Almost all retail mutual funds ended July with a profit

Almost all retail mutual funds ended July with a profit

[ad_1]

July was successful for the majority of retail mutual funds (UIFs). The most profitable were mutual funds focused on Russian stocks, the value of shares of which increased by 5-21%. Funds of foreign exchange assets also provided a high income, including due to the weakening of the ruble. Bond funds also provided a small income, and against the backdrop of a further rise in the key rate, it will be more difficult for them to show a positive result.

Profit risk

Last month, portfolio managers worked with a profit on almost all retail funds. According to Investfunds, last month, out of 142 large retail funds (BPIFs and OPIFs with assets exceeding 500 million rubles), only seven experienced a symbolic decrease in the value of the share. According to the results of July, the value of a unit increased by more than 5% in 82 funds, and the number of funds with an income of over 10% increased to 41 mutual funds.

The growth leaders were mutual funds focused on Russian stocks, the value of shares of which increased by 5–21%.

At the end of July, the Moscow Exchange index for the first time since February 2022 rose above the level of 3,000 points, ending the month at around 3,073 points.

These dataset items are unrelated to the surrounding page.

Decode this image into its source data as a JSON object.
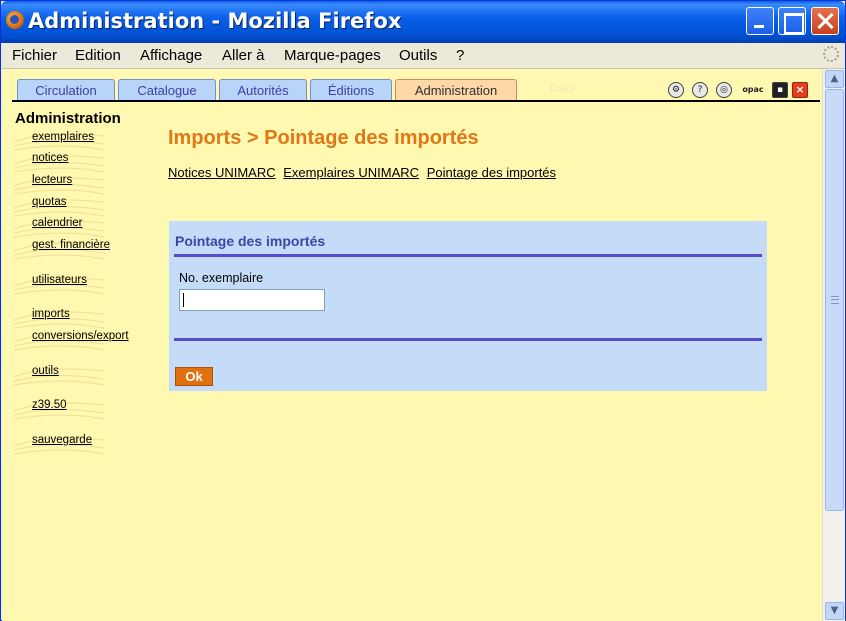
{
  "window": {
    "title": "Administration - Mozilla Firefox"
  },
  "menubar": {
    "items": [
      {
        "label": "Fichier"
      },
      {
        "label": "Edition"
      },
      {
        "label": "Affichage"
      },
      {
        "label": "Aller à"
      },
      {
        "label": "Marque-pages"
      },
      {
        "label": "Outils"
      },
      {
        "label": "?"
      }
    ]
  },
  "tabs": {
    "items": [
      {
        "label": "Circulation"
      },
      {
        "label": "Catalogue"
      },
      {
        "label": "Autorités"
      },
      {
        "label": "Éditions"
      },
      {
        "label": "Administration"
      }
    ],
    "active": "Administration",
    "ghost_label": "DSO",
    "tool_icons": [
      "tools-icon",
      "help-icon",
      "settings-icon",
      "opac-icon",
      "save-icon",
      "quit-icon"
    ],
    "opac_label": "opac"
  },
  "sidebar": {
    "title": "Administration",
    "items": [
      {
        "label": "exemplaires"
      },
      {
        "label": "notices"
      },
      {
        "label": "lecteurs"
      },
      {
        "label": "quotas"
      },
      {
        "label": "calendrier"
      },
      {
        "label": "gest. financière"
      },
      {
        "label": "utilisateurs"
      },
      {
        "label": "imports"
      },
      {
        "label": "conversions/export"
      },
      {
        "label": "outils"
      },
      {
        "label": "z39.50"
      },
      {
        "label": "sauvegarde"
      }
    ]
  },
  "main": {
    "title": "Imports > Pointage des importés",
    "sublinks": [
      {
        "label": "Notices UNIMARC"
      },
      {
        "label": "Exemplaires UNIMARC"
      },
      {
        "label": "Pointage des importés"
      }
    ],
    "form": {
      "title": "Pointage des importés",
      "field_label": "No. exemplaire",
      "field_value": "",
      "submit_label": "Ok"
    }
  },
  "colors": {
    "page_background": "#fff8b0",
    "title_orange": "#e07818",
    "form_background": "#c4dcf8",
    "form_rule": "#5a4cc8",
    "ok_button": "#e07010",
    "tab_inactive": "#b8d4f8",
    "tab_active": "#ffd8a8"
  }
}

Over the month, the growth was almost 10%. There has not been such a strong growth in the market since October last year, when the index rose by 10.7%, but this rise was preceded by a drop of almost 20% amid the announcement of partial mobilization.

The current growth has been almost continuous since the beginning of the year, and during this time the ruble index has added over 40%. Several factors contributed to this steady rise. Andrey Rusetsky, investment director at Pervaya Management Company, refers to them the publication of company reports after a significant break, the reinvestment of recently paid dividends for the past year, the weakness of the ruble and the inertia of thinking of individuals. In July, the rise in the cost of Urals oil was added to these factors. According to the Ministry of Finance, the average price of Russian oil in July was $64.4 per barrel, which is 16% higher than in June and 7% higher than the price ceiling set by the EU, G7 and Australia for Russian oil.

Leading rate

The leaders of the previous months also brought high profits to shareholders – funds focused on investing in shares of foreign companies. According to Investfunds, the value of their shares increased by 5-16%, which was facilitated not only by the increase in world stock indices, but also by the growth of the dollar in Russia. According to the results of July, the US currency exchange rate increased by 2.2% to 91.6 rubles/$.

The weakening of the ruble had a positive impact on investments in Eurobond funds, replacement and yuan bonds. Over the month, they added 1.4-4% in price, while the best dynamics among them was shown by yuan bond funds.

The performance of yuan bond funds was higher than that of dollar bond funds “due to the strengthening of the yuan against the US currency and the presence of an “overhang” of sales in replacement bonds,” said Yury Grosman, portfolio manager at Trinfico Management Company. In Russia, the yuan rose by 3.8% to 12.8 rubles/CNY.

Debt under pressure

Last month’s outsiders were the most conservative group of funds — ruble bonds. According to InvestFunds, for the most part, such mutual funds showed an increase in the value of a share of up to 1%. The best dynamics among conservative funds was shown by mutual funds with a high proportion of corporate bonds, as well as inflation bonds. At the end of the month, the RUCBTRNS corporate bond index of the Moscow Exchange rose by only 0.1%, but over the same period, the RGBITR government bond index fell by 0.5%. It was only through active management of the funds that the managers were able to outperform the indices.

In general, the ruble bond market was under pressure from expectations of a key rate hike by the Bank of Russia. At the same time, the regulator raised the rate immediately by 100 bp. p., up to 8.5%.

After such a decision, as Yury Grossman notes, government bonds expectedly lost in price. “Corporate bonds usually react to market changes lagging behind OFZs, including due to limited liquidity, respectively, their quotes have not yet had time to sink so much,” the expert notes.

With an eye on the bet

In the coming months, according to portfolio managers, the situation on the stock market will continue to be positive. “The stock market is still undervalued by multiples. In addition, a number of local growth catalysts remain: a weak ruble favorable for shares, the redomiciliation of companies from unfriendly jurisdictions, the disclosure of financial statements of a larger number of issuers and the payment of dividends,” Andrey Rusetsky notes. According to Nikolai Ryaskov, adviser to the general director of UK PSB, the largest growth in quotations can be shown by shares of companies in the oil and gas segment, ferrous metallurgy and other beneficiaries of the weakening ruble.

At the same time, bond funds will remain under pressure from the Central Bank’s tight monetary policy. Managers do not rule out that the cycle of tightening monetary policy will continue, and by the end of the year the key rate may rise to 9-9.5%. “If macro indicators that affect inflation worsen, the regulator will be forced to raise the rate in order to return inflation to the target value of 4%,” notes Mr. Rusetsky. In this regard, money market funds, the results of which are weakly dependent on market conditions, may become more interesting.